Key takeaways
- The House Financial Services Committee has scheduled hearings on Fed policy and the CLARITY Act for July 14 and 17.
- Fed Chairman Kevin Warsh will testify on July 14, sharing the spotlight on the crypto market structure push.
- Lummis is aiming for a vote in the Senate before the August recess, with the bill requiring 60 votes.
A busy July calendar
The legislative struggle against the United States cryptocurrency market structure rules now unfold in busy July schedule as House Financial Services Committee prepares to hold meeting July 14 hearing on the Federal Reserve’s semi-annual monetary policy report, the session in which new Fed Chairman Kevin Warsh is scheduled to deliver his first testimony to Congress. The committee is also planning a hearing on July 17 in New York on how the CLARITY Act could shape digital asset and financial innovation.

The back-to-back hearings provide a unique venue for the bill’s supporters to make their case at a time when momentum is building but a final vote remains out of reach. The July 17 session, to be held outside Washington, aims to highlight the sector’s economic challenges and the cost of ongoing regulatory uncertainty.
For Lummis, the auditions are an opportunity to keep the pressure on. The Wyoming Republican called the coming weeks decisive, arguing that the window to pass comprehensive crypto legislation this year is narrow and closing.
“We don’t do that with digital assets”
Lummis has sharpened her rhetoric as the timetable tightens, and in one of her most direct verbal proposals, she rejected the idea that the United States should let others govern the technology that Americans helped develop, saying:
“The United States did not invent the Internet and then hand it over to someone else to govern it. We don’t do that with digital assets either.”
This remark distills his central argument, which is that without clear federal rules, the United States risks ceding its lead in digital assets. She repeatedly warned that legal uncertainty was push developers and crypto companies towards friendlier jurisdictions, and that Congress must act before this drift becomes permanent.

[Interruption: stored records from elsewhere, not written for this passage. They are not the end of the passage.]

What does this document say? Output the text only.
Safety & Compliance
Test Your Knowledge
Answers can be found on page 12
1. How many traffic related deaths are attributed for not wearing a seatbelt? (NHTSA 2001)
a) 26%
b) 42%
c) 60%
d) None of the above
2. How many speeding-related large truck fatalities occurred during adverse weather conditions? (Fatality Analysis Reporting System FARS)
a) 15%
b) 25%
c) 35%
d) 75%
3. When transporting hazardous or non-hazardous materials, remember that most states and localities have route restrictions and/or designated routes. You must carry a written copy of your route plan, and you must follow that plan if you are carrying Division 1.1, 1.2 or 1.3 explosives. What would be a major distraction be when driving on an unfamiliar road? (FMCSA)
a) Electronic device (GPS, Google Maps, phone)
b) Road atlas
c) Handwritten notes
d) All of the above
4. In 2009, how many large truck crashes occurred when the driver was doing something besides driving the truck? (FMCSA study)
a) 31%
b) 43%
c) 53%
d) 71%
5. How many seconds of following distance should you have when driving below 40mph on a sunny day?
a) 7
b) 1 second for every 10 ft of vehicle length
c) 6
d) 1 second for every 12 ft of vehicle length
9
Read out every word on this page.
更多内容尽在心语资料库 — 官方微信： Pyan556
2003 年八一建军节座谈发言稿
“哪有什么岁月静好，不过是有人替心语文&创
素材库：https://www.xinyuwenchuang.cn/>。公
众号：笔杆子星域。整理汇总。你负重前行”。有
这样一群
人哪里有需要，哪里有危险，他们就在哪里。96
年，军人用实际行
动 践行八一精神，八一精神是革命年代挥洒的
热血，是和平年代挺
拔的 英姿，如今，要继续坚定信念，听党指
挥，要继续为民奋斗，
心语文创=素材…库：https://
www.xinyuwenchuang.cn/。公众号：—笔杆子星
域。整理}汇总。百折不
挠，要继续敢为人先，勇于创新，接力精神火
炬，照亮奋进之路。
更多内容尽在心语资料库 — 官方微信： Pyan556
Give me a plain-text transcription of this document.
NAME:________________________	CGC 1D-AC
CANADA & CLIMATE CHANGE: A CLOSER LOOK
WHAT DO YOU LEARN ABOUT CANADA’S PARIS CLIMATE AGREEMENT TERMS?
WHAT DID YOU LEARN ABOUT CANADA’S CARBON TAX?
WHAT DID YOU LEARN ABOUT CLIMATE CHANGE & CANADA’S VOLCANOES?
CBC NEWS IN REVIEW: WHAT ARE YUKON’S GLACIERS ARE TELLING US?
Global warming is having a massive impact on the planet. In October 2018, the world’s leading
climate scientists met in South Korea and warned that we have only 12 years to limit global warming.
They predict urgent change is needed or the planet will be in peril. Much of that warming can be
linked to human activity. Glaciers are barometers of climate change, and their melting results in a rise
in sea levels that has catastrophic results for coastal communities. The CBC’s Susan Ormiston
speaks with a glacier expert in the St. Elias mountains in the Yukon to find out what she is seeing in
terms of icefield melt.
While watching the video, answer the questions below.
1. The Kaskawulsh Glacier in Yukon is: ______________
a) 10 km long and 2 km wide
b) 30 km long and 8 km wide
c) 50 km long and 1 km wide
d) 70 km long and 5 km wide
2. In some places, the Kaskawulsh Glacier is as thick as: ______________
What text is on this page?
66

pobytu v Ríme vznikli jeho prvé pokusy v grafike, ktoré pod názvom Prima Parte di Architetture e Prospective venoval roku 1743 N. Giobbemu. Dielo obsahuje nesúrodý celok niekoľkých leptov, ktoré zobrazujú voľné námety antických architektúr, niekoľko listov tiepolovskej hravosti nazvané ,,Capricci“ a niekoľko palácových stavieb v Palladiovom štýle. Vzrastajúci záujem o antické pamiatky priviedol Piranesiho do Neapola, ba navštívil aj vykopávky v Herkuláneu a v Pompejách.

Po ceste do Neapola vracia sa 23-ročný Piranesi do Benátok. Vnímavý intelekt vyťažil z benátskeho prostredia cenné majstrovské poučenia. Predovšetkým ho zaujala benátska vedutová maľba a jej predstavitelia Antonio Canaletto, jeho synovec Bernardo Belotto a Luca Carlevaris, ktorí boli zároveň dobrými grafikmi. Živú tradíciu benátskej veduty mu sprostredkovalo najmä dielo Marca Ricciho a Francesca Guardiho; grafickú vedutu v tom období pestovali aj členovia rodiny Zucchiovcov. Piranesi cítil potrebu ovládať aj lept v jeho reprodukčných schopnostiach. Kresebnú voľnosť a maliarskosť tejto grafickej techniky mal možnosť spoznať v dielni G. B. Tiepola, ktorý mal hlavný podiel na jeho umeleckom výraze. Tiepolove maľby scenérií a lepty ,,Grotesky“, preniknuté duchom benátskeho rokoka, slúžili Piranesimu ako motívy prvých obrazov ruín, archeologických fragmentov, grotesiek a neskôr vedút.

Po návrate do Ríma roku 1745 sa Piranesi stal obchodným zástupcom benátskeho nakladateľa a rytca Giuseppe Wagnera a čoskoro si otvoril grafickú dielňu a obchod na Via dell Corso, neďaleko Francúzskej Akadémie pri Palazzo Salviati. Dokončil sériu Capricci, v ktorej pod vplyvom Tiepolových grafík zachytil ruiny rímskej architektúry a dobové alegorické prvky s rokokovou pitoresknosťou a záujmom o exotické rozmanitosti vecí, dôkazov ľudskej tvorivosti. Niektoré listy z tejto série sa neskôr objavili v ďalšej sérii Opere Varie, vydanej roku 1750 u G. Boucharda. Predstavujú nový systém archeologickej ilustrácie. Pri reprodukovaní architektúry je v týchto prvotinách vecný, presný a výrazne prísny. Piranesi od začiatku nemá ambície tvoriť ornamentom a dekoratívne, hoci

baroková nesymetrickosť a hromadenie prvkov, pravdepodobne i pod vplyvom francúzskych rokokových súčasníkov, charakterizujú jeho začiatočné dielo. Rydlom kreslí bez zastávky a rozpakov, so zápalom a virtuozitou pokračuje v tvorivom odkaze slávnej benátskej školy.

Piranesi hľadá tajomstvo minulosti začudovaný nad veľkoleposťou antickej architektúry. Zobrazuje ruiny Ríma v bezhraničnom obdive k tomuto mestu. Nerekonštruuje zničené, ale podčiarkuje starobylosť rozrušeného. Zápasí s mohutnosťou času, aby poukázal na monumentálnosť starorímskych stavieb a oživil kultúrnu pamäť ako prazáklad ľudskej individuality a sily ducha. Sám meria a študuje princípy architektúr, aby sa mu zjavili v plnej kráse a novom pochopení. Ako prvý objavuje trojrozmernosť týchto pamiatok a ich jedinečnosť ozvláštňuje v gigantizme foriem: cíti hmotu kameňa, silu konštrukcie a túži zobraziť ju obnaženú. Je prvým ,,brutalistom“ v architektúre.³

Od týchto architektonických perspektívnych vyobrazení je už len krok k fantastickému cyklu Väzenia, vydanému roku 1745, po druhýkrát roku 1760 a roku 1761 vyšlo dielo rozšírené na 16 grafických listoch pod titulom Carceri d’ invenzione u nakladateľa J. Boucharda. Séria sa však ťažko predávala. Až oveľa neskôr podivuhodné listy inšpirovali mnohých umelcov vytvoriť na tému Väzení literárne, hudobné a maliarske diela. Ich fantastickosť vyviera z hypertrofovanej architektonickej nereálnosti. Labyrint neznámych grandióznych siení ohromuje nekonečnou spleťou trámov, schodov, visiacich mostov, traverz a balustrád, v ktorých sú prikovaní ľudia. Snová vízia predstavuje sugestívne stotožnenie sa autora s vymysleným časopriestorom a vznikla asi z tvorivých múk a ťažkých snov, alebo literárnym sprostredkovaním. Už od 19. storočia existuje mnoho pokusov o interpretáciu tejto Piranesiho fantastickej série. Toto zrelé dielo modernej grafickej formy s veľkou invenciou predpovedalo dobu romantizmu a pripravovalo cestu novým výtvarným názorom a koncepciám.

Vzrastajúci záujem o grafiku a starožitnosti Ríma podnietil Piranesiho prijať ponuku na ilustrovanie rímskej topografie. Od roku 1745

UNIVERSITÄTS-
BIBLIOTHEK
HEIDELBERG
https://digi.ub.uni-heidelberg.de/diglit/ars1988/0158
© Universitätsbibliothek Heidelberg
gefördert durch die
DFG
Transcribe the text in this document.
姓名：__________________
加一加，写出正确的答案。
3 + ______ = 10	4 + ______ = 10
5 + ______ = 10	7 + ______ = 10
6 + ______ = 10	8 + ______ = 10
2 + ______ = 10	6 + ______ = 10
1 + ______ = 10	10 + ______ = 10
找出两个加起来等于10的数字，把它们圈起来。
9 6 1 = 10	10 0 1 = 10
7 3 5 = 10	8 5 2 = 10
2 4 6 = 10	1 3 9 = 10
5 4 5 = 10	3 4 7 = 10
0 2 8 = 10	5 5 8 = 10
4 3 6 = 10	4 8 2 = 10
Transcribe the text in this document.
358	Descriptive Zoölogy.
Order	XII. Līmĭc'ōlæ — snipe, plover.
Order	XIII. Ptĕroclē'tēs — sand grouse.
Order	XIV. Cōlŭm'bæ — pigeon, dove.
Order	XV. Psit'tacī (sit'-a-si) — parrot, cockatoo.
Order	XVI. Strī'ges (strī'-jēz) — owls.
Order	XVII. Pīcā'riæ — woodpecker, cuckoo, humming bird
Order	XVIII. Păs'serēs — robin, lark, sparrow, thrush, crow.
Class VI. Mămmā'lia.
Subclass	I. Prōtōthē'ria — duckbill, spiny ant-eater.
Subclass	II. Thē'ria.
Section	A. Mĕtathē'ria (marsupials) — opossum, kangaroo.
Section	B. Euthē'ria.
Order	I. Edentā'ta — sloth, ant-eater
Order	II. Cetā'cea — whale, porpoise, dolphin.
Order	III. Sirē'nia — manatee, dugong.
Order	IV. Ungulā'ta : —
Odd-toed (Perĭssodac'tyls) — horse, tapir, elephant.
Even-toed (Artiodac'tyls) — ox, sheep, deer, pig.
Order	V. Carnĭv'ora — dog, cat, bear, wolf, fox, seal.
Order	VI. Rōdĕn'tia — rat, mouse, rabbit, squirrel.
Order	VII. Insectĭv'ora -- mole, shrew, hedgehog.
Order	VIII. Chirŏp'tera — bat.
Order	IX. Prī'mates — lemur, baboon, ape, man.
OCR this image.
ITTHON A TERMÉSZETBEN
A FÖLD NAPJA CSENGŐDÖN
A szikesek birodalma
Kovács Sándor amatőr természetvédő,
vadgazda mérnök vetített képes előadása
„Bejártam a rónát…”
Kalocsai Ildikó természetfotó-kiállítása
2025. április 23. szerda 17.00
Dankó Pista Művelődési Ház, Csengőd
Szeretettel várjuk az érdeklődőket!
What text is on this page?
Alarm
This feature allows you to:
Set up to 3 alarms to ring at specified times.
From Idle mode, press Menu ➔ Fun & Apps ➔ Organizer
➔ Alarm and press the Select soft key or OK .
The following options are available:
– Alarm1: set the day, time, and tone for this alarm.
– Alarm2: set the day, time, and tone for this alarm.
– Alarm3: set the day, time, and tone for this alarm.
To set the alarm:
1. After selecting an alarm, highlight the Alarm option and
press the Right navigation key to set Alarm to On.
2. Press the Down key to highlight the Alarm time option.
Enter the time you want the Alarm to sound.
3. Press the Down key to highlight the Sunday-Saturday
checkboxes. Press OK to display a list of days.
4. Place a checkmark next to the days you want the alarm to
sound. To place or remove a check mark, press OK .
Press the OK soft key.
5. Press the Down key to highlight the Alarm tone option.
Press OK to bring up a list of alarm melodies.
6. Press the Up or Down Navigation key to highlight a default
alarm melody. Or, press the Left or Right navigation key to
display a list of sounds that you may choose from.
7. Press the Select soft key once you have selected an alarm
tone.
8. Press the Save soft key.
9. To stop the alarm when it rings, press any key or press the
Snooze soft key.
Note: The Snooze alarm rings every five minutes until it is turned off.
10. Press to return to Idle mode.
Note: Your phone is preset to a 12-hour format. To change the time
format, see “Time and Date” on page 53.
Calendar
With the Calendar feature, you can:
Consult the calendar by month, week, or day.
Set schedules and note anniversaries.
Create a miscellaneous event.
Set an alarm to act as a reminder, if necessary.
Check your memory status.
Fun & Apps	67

The senator also linked the bill to a broader issue of competitiveness, saying clear rules would keep Bitcoin and open source developers based in the United States rather than spur innovation, jobs and investment overseas.
Where is the bill?
The CLARITY Act has already passed the Senate Banking Committee and has been included in the Senate legislative calendarputting it in line for a vote in the plenary room. But crossing the finish line was another matter. The measure needs 60 votes to approve the Senate, and will then have to be reconciled with the version adopted by the House in 2025 before he reached the president’s office.
Lummis placed the most likely voting window before the August recess, presenting that deadline as a forcing function. Industry advocates echoed the urgency, warning that a missed window could delay full crypto rules for years and let the market operate under a patchwork of state regulations.
Supporters outside Congress also continued to pressure lawmakers, with Michael Saylor arguing that clear rules could unlock institutional markets for BTC and related products, strengthening a coalition that has urged the Senate to act quickly.
The next verified step is the July series of hearings, beginning with Warsh’s testimony on July 14 and continuing with the July 17 session on digital asset innovation. These hearings will set the tone before any floor vote, and lawmakers will face questions about monetary policy and long-delayed efforts to draft rules for digital assets.